Unfortunately, I have done many of the routes so frequently, I know shortcuts the phone hadn’t even considered. It revealed its displeasure by showing me driving over unroaded fields on my way to a MacDonalds in Whakatane. I suppose it was a subtle attempt to prove to me that I needed it. No doubt beginning to be embarrassed by its puerile behaviour however, it soon backed down from that, but when I eventually made it to Mount Maunganui, via another shortcut it didn’t know about, and was trying to find a motel I’d never stayed at, it purposely screwed up the directions: a child stamping its feet, I suppose.
Still, like training a dog, and rewarding good behaviour I began to be aware of its peccadilloes as the trip progressed. To tell the truth, I didn’t really need the GPS except for one thing: I have always been -and continue to be- completely unable to find the car rental outlet at Auckland airport without human help. I use the same company every year, and although I pick up the car on the South Island in Christchurch, I leave it on the North Island in Auckland and so it’s only reasonable that I still get confused by the Medusa’s head of intertwining airport roads that seem to slither in every direction and then change their minds.

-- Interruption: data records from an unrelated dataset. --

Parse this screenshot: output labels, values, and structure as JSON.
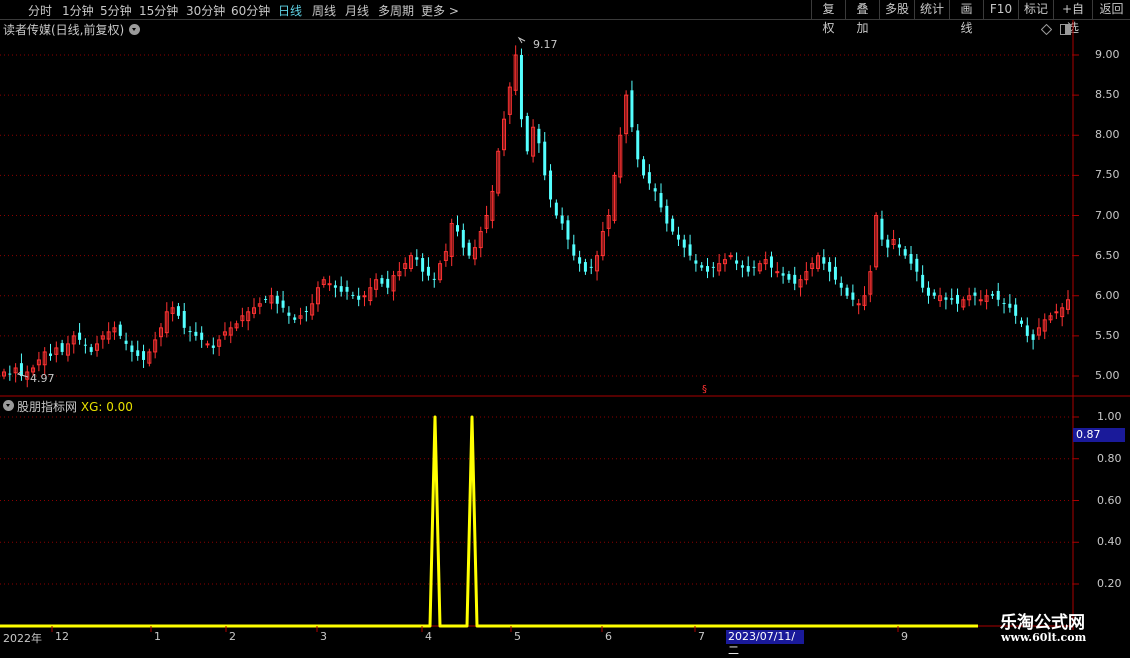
{
  "toolbar": {
    "timeframes": [
      "分时",
      "1分钟",
      "5分钟",
      "15分钟",
      "30分钟",
      "60分钟",
      "日线",
      "周线",
      "月线",
      "多周期",
      "更多 >"
    ],
    "active_timeframe": "日线",
    "right_buttons": [
      "复权",
      "叠加",
      "多股",
      "统计",
      "画线",
      "F10",
      "标记",
      "+自选",
      "返回"
    ]
  },
  "chart_title": "读者传媒(日线,前复权)",
  "price_axis": [
    "9.00",
    "8.50",
    "8.00",
    "7.50",
    "7.00",
    "6.50",
    "6.00",
    "5.50",
    "5.00"
  ],
  "max_label": "9.17",
  "min_label": "4.97",
  "indicator": {
    "name": "股朋指标网",
    "xg_label": "XG: 0.00",
    "axis": [
      "1.00",
      "0.80",
      "0.60",
      "0.40",
      "0.20"
    ],
    "current_value": "0.87"
  },
  "date_axis": {
    "labels": [
      "2022年",
      "12",
      "1",
      "2",
      "3",
      "4",
      "5",
      "6",
      "7",
      "9"
    ],
    "highlight": "2023/07/11/二"
  },
  "watermark": {
    "title": "乐淘公式网",
    "url": "www.60lt.com"
  },
  "colors": {
    "up": "#ff3232",
    "down": "#54ffff",
    "signal": "#ffff00",
    "grid": "#8b0000"
  },
  "chart_data": {
    "type": "candlestick",
    "series": [
      {
        "name": "price",
        "values": [
          5.05,
          5.02,
          5.1,
          5.0,
          5.05,
          5.1,
          5.2,
          5.3,
          5.25,
          5.35,
          5.3,
          5.4,
          5.5,
          5.45,
          5.38,
          5.3,
          5.4,
          5.5,
          5.55,
          5.6,
          5.5,
          5.4,
          5.3,
          5.25,
          5.2,
          5.3,
          5.45,
          5.6,
          5.8,
          5.85,
          5.75,
          5.6,
          5.55,
          5.5,
          5.45,
          5.4,
          5.35,
          5.45,
          5.55,
          5.6,
          5.65,
          5.75,
          5.8,
          5.85,
          5.9,
          5.95,
          6.0,
          5.9,
          5.85,
          5.75,
          5.7,
          5.75,
          5.8,
          5.9,
          6.1,
          6.2,
          6.15,
          6.1,
          6.05,
          6.05,
          6.0,
          5.95,
          6.0,
          6.1,
          6.2,
          6.15,
          6.1,
          6.25,
          6.3,
          6.4,
          6.5,
          6.45,
          6.3,
          6.25,
          6.2,
          6.4,
          6.55,
          6.9,
          6.8,
          6.6,
          6.5,
          6.6,
          6.8,
          7.0,
          7.3,
          7.8,
          8.2,
          8.6,
          9.0,
          8.2,
          7.8,
          8.1,
          7.9,
          7.5,
          7.2,
          7.0,
          6.9,
          6.7,
          6.5,
          6.4,
          6.3,
          6.35,
          6.5,
          6.8,
          7.0,
          7.5,
          8.0,
          8.5,
          8.1,
          7.7,
          7.5,
          7.4,
          7.3,
          7.1,
          6.9,
          6.8,
          6.7,
          6.6,
          6.5,
          6.4,
          6.35,
          6.3,
          6.35,
          6.4,
          6.45,
          6.5,
          6.4,
          6.35,
          6.3,
          6.35,
          6.4,
          6.45,
          6.35,
          6.3,
          6.25,
          6.2,
          6.15,
          6.2,
          6.3,
          6.4,
          6.5,
          6.4,
          6.3,
          6.2,
          6.1,
          6.0,
          5.95,
          5.9,
          6.0,
          6.3,
          7.0,
          6.7,
          6.6,
          6.7,
          6.6,
          6.5,
          6.4,
          6.3,
          6.1,
          6.0,
          6.0,
          6.0,
          5.95,
          5.95,
          5.9,
          5.95,
          6.0,
          6.0,
          5.95,
          6.0,
          6.0,
          5.95,
          5.9,
          5.85,
          5.75,
          5.65,
          5.5,
          5.45,
          5.6,
          5.7,
          5.75,
          5.8,
          5.85,
          5.95
        ]
      },
      {
        "name": "XG",
        "signals": [
          0,
          0,
          0,
          0,
          0,
          0,
          0,
          0,
          0,
          0,
          1,
          0,
          0,
          0,
          1,
          0,
          0,
          0,
          0,
          0,
          0,
          0,
          0,
          0,
          0,
          0,
          0,
          0,
          0,
          0,
          0,
          0
        ]
      }
    ],
    "ylim": [
      4.97,
      9.17
    ]
  }
}
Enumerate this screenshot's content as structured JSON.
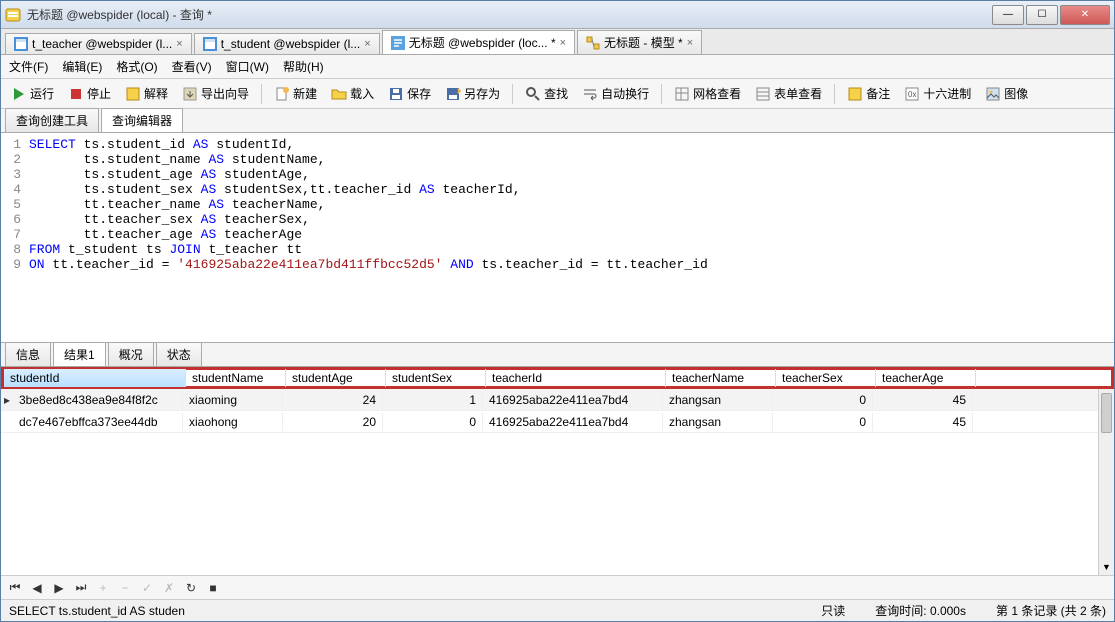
{
  "window": {
    "title": "无标题 @webspider (local) - 查询 *"
  },
  "doctabs": [
    {
      "label": "t_teacher @webspider (l...",
      "active": false
    },
    {
      "label": "t_student @webspider (l...",
      "active": false
    },
    {
      "label": "无标题 @webspider (loc... *",
      "active": true
    },
    {
      "label": "无标题 - 模型 *",
      "active": false
    }
  ],
  "menus": {
    "file": "文件(F)",
    "edit": "编辑(E)",
    "format": "格式(O)",
    "view": "查看(V)",
    "window": "窗口(W)",
    "help": "帮助(H)"
  },
  "toolbar": {
    "run": "运行",
    "stop": "停止",
    "explain": "解释",
    "export": "导出向导",
    "new": "新建",
    "load": "载入",
    "save": "保存",
    "saveas": "另存为",
    "find": "查找",
    "wrap": "自动换行",
    "gridview": "网格查看",
    "formview": "表单查看",
    "notes": "备注",
    "hex": "十六进制",
    "image": "图像"
  },
  "subtabs": {
    "builder": "查询创建工具",
    "editor": "查询编辑器"
  },
  "sql": {
    "lines": [
      "SELECT ts.student_id AS studentId,",
      "       ts.student_name AS studentName,",
      "       ts.student_age AS studentAge,",
      "       ts.student_sex AS studentSex,tt.teacher_id AS teacherId,",
      "       tt.teacher_name AS teacherName,",
      "       tt.teacher_sex AS teacherSex,",
      "       tt.teacher_age AS teacherAge",
      "FROM t_student ts JOIN t_teacher tt",
      "ON tt.teacher_id = '416925aba22e411ea7bd411ffbcc52d5' AND ts.teacher_id = tt.teacher_id"
    ]
  },
  "restabs": {
    "info": "信息",
    "result1": "结果1",
    "profile": "概况",
    "status": "状态"
  },
  "columns": [
    "studentId",
    "studentName",
    "studentAge",
    "studentSex",
    "teacherId",
    "teacherName",
    "teacherSex",
    "teacherAge"
  ],
  "rows": [
    {
      "studentId": "3be8ed8c438ea9e84f8f2c",
      "studentName": "xiaoming",
      "studentAge": "24",
      "studentSex": "1",
      "teacherId": "416925aba22e411ea7bd4",
      "teacherName": "zhangsan",
      "teacherSex": "0",
      "teacherAge": "45"
    },
    {
      "studentId": "dc7e467ebffca373ee44db",
      "studentName": "xiaohong",
      "studentAge": "20",
      "studentSex": "0",
      "teacherId": "416925aba22e411ea7bd4",
      "teacherName": "zhangsan",
      "teacherSex": "0",
      "teacherAge": "45"
    }
  ],
  "status": {
    "left": "SELECT ts.student_id AS studen",
    "readonly": "只读",
    "time": "查询时间: 0.000s",
    "records": "第 1 条记录 (共 2 条)"
  }
}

Even when I have resorted to GPS instructions in the past, I still miss a sign, or head down the wrong exit ramp because of the demands to make rapid, unchangeable directional decisions in the rapidly moving traffic weaving in and out of the lanes at high speeds.

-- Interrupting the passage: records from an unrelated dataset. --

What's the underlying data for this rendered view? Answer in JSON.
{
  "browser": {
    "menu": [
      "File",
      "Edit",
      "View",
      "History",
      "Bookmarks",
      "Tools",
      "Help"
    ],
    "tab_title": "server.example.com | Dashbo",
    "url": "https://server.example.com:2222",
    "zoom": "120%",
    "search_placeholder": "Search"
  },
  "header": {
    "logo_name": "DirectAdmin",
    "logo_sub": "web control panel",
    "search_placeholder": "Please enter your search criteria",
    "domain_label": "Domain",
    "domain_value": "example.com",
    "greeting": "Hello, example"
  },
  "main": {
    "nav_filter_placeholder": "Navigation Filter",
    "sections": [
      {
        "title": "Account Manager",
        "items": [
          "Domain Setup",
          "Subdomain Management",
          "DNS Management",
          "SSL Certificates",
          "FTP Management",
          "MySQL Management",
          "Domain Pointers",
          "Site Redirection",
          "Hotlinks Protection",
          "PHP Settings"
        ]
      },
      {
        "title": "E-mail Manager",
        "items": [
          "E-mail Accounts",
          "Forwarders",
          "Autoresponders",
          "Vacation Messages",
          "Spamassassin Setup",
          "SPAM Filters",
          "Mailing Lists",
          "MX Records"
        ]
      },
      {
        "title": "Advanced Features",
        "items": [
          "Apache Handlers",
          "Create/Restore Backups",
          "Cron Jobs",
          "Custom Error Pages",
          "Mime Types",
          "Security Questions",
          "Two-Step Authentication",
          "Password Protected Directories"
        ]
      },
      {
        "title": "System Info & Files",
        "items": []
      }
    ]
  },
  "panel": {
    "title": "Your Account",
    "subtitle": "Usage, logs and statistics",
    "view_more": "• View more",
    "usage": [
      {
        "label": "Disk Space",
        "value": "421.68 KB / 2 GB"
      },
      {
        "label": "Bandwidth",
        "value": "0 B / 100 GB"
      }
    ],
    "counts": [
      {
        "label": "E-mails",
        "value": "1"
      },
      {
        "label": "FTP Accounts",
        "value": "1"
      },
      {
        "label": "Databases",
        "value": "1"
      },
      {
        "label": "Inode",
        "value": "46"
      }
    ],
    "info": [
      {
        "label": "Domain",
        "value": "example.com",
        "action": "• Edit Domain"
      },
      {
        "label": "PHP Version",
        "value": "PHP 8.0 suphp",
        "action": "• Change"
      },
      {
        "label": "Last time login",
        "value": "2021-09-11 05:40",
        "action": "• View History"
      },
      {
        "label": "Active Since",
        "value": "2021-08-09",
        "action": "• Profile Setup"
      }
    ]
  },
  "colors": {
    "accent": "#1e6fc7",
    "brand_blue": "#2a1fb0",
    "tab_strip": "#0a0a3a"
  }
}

But on my last day, as a proof-of-concept, I was determined to pamper my phone as if it were my only child: I was determined to indulge it’s every instruction, even if it were to demand that I take the first exit on the next roundabout although I could clearly see there was only one to take; I’d also researched the concept of a NZ ramp so I would understand what it meant; and, of course, I did not touch the screen the entire trip from Mount Maunganui to Auckland. I left it to rest comfortably in its little windshield holder when I visited a MacDonalds along the way, but only chose one that did not take me off the route. I was the perfect doting parent, I think.
The little voice seemed pleased, and dare I say even proud, when, after a tricky last minute command to turn right now, I actually managed to follow instructions; and like a teenager who finally passed his driver’s test, it confidently announced that my destination was presently on my right after executing perhaps the most complex set of instructions it had ever been called upon to perform.